Your risk assessment should include answers to these questions:
A driveaway is when a driver moves a vehicle too early. Vehicles can also creep away from the edge of the loading bay as machines handling the materials jolt the vehicle when they move between the bay platform and the vehicle. This can cause a large gap, or can lead to a ramp suddenly slipping from the vehicle, causing vehicles or people to fall.
Preventing driveaways or vehicle creep is important to protect people working on or around the vehicle. It is also important to reduce the risk of leaks, spillages or falling loads, especially where dangerous loads are being transferred.
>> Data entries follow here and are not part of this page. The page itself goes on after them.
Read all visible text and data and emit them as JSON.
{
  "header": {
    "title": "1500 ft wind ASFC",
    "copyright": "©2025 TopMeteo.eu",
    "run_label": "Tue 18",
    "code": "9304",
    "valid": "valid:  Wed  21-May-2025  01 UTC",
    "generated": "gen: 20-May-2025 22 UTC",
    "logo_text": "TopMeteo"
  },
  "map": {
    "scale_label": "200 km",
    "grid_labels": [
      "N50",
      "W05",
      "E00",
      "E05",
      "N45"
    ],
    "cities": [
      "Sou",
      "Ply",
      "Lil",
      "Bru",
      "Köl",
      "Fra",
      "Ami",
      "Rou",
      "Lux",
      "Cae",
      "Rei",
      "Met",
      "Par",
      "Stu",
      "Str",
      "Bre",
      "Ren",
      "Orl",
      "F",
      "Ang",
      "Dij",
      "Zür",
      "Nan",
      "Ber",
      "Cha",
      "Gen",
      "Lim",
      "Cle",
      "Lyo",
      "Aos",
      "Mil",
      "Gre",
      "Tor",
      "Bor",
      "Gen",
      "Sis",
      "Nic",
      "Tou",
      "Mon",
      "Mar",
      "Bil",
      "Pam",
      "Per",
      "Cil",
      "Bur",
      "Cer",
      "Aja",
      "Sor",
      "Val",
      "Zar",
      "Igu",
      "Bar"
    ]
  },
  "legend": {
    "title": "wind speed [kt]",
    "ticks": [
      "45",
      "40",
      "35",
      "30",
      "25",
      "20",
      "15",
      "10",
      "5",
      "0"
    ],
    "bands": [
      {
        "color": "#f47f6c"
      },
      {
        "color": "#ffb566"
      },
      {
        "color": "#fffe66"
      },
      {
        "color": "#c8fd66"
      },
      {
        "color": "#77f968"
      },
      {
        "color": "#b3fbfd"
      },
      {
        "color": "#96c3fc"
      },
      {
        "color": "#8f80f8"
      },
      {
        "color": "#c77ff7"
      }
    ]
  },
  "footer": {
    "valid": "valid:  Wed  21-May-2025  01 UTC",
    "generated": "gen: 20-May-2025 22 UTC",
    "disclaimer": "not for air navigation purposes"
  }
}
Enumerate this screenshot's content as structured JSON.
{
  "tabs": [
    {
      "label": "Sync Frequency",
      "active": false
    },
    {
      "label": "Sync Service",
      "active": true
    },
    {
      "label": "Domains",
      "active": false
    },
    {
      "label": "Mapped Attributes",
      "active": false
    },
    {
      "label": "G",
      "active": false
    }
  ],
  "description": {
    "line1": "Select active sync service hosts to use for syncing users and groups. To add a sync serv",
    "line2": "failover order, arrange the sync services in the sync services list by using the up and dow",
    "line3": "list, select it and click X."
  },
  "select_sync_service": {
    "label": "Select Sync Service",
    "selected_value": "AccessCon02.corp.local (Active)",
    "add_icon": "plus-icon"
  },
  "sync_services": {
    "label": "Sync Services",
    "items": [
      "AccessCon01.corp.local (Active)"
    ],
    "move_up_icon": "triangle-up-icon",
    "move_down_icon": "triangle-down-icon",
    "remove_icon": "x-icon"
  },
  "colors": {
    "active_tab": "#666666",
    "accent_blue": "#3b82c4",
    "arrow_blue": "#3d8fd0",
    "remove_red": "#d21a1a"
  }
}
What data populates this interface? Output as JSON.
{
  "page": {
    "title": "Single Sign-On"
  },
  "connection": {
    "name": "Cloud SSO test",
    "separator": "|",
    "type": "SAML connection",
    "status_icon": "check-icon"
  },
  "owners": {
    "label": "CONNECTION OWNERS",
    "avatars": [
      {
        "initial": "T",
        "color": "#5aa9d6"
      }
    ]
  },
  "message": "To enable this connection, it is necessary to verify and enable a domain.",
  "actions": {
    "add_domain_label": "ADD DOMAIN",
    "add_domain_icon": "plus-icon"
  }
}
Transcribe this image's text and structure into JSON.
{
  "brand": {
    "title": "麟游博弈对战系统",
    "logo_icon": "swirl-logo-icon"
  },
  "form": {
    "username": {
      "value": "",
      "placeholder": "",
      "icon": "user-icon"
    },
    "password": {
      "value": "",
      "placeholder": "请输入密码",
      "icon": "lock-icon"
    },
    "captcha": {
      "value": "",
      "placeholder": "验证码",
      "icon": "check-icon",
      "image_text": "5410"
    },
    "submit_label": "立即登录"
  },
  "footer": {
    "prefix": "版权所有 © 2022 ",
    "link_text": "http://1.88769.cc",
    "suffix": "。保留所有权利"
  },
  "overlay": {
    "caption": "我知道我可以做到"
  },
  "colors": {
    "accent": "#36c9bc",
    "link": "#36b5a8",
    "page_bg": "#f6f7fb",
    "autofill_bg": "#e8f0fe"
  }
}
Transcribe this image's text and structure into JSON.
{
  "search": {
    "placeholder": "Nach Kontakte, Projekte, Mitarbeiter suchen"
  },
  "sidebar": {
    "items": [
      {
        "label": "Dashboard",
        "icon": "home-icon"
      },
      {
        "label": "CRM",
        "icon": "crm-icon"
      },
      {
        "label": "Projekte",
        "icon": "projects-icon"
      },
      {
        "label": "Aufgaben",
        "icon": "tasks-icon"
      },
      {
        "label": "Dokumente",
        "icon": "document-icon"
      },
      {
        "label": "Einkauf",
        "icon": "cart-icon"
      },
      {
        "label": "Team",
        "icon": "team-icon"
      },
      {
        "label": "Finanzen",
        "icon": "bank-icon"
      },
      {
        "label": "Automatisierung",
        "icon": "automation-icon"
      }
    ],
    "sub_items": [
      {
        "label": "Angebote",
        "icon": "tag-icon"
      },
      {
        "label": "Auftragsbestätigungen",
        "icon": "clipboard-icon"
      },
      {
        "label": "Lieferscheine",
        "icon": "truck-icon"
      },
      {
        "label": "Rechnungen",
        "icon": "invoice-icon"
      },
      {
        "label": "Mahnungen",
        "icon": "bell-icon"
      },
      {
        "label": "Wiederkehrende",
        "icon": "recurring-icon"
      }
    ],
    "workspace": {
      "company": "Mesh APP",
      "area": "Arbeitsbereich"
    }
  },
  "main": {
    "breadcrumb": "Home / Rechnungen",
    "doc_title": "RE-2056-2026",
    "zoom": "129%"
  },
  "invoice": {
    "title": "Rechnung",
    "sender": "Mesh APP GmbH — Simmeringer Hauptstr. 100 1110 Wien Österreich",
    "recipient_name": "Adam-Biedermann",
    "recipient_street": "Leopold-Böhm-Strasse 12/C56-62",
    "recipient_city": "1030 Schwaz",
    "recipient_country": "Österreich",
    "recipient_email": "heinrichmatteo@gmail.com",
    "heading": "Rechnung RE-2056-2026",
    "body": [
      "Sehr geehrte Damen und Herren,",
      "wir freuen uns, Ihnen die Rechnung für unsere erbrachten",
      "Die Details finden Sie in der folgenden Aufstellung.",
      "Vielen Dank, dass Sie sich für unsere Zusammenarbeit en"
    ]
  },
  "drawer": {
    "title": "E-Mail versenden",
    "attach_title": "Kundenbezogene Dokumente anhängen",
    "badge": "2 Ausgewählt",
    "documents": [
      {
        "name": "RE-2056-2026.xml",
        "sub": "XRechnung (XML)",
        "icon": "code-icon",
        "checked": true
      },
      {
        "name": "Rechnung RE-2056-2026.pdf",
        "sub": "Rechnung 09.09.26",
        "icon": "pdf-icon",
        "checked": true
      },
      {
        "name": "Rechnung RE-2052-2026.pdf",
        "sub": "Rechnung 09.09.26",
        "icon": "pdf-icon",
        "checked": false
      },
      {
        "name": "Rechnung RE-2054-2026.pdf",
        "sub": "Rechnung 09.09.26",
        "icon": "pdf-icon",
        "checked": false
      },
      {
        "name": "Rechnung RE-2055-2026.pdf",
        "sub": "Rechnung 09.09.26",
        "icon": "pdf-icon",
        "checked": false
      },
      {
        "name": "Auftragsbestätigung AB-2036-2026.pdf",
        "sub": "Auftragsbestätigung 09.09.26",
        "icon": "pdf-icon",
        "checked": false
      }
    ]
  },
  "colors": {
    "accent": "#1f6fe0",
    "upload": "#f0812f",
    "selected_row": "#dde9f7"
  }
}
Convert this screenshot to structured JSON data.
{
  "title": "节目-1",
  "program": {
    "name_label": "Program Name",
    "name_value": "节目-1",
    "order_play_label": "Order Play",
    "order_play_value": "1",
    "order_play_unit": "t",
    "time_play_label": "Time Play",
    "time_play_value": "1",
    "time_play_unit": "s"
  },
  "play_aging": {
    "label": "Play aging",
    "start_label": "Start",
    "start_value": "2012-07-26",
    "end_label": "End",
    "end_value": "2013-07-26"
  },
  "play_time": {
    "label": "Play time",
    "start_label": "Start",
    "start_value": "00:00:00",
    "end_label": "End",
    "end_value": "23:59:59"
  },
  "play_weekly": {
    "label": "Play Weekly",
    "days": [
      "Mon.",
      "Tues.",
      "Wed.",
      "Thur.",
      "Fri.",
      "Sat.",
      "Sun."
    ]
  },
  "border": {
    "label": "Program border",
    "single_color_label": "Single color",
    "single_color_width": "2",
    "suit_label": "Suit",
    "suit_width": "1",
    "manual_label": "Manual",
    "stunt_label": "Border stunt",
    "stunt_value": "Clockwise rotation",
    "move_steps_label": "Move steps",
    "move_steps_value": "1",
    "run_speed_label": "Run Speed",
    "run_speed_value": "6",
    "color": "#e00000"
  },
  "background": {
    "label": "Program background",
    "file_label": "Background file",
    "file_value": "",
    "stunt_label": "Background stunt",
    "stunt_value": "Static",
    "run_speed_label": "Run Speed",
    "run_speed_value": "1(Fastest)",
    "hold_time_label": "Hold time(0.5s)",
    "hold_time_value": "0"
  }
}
Systems to prevent vehicles from moving can either be built into the design of the vehicle or be site based. Site-based measures could include:
This section deals with the methods that remain in one workplace and deal with different vehicles as they pass through. The advantage of these systems is that they are directly under the control of the site.
While vehicle-based methods can be effective, relying on them assumes that the vehicle operators check and maintain them. This places them out of the direct control of the site operator. As a result, site operators often need to take their own precautions.
Systems that rely on people's actions are less reliable than engineered solutions.
The simplest way to prevent a vehicle from moving is to place chocks (large wedges of hard material) beneath the wheels. The chocks will resist movement, and should be at least large enough to be noticed by a driver trying to move with them in place. They should also be brightly coloured, to make them visible to drivers and other workers.
Chocks should always be removed when it is time for the vehicle to move away. A safe system of work covering the use of wheel chocks is important, as workers who put them in place or remove them will be in a dangerous place. Drivers should know not to move until they have been signalled that it is safe to do so by a designated person, who should be sure workers are in a safe place before allowing movement. It may be necessary to halt movements of other vehicles (such as delivery vehicles arriving in adjacent bays) while chocks are being put in place or removed.
You can use other methods to restrain the vehicle. Some systems clamp to a part of the vehicle, such as the rear under-run bar. However, larger vehicles are often very powerful, and sometimes simply rip restraint devices from their moorings when they begin to move. Other methods are like advanced versions of chocks that are fixed to the floor of the loading bay.
Some methods force drivers to apply the semi-trailer emergency brakes before they can unlock the gate of the dock shelter. These are effective at preventing driveaways, but be careful that you do not encourage drivers to rely on emergency brakes as a way of keeping a semitrailer stationary – parking brakes should also be applied.
Signals such as traffic lights can be effective, although they do not actually prevent a vehicle from moving without and additional barrier or safe system of work.
A cost-effective way of placing a barrier in front of a vehicle is to arrange a stop sign in a palletised concrete block that is tall enough to be seen from the vehicle cab. Site staff with lifting equipment (for example, a lift truck) can place this in front of the vehicle and then remove it when it is safe for the vehicle to leave. It is important to follow a safe system of work to make sure that anyone moving around in vehicle marshalling areas is safe.
Applying the handbrake and removing the keys are standard measures to make sure that a driver cannot drive the vehicle away too early.
Consider removing the vehicle keys or paperwork, and keeping them away from the driver. Systems like this (sometimes called 'key-safe' or 'custody' systems) usually cost very little and are widely used, often in support of traffic light systems. If you use a key-safe system, the keys should be kept out of reach until it is safe for the vehicle to be moved. A good way of achieving this is by placing them on a hook attached to the back of a loading bay door, where this is possible.
However, many drivers now carry extra keys, as they prefer to remain in control of their vehicle. As a result, some sites do not allow drivers to stay in the vehicle during loading and unloading. Although this is a good way of preventing driveaway accidents, consider the welfare of the driver.
Drivers may have sleeping space or other facilities in their cab. Their welfare and safety, and that of other site and road users, might be better protected by finding an alternative that is as effective at preventing driveaways, especially where drivers may be stopping between long journeys.
If drivers are not allowed in their vehicles, it is important that you provide them with a safe area to wait that allows them to rest properly between driving shifts, especially where they may be waiting for several hours.
Although by law everyone involved in loading a vehicle is responsible for the vehicle being loaded safely, goods drivers in particular need to make sure that their vehicle has been well loaded, because they drive on public roads.
Where drivers need to observe the loading, they will need to be in a safe place to do this. This should be away from danger (for example away from moving vehicles, or places where loads could fall) and should be a clearly marked.
Even where drivers carry extra sets of keys, keysafe systems can help make sure that site workers and visiting drivers communicate about when it is safe to drive away.
Ignition controls (such as keys or fobs) should not be left in the vehicles when they are parked.
Safeguards like these would be especially effective where there may be communication problems (for example, with drivers who do not speak English).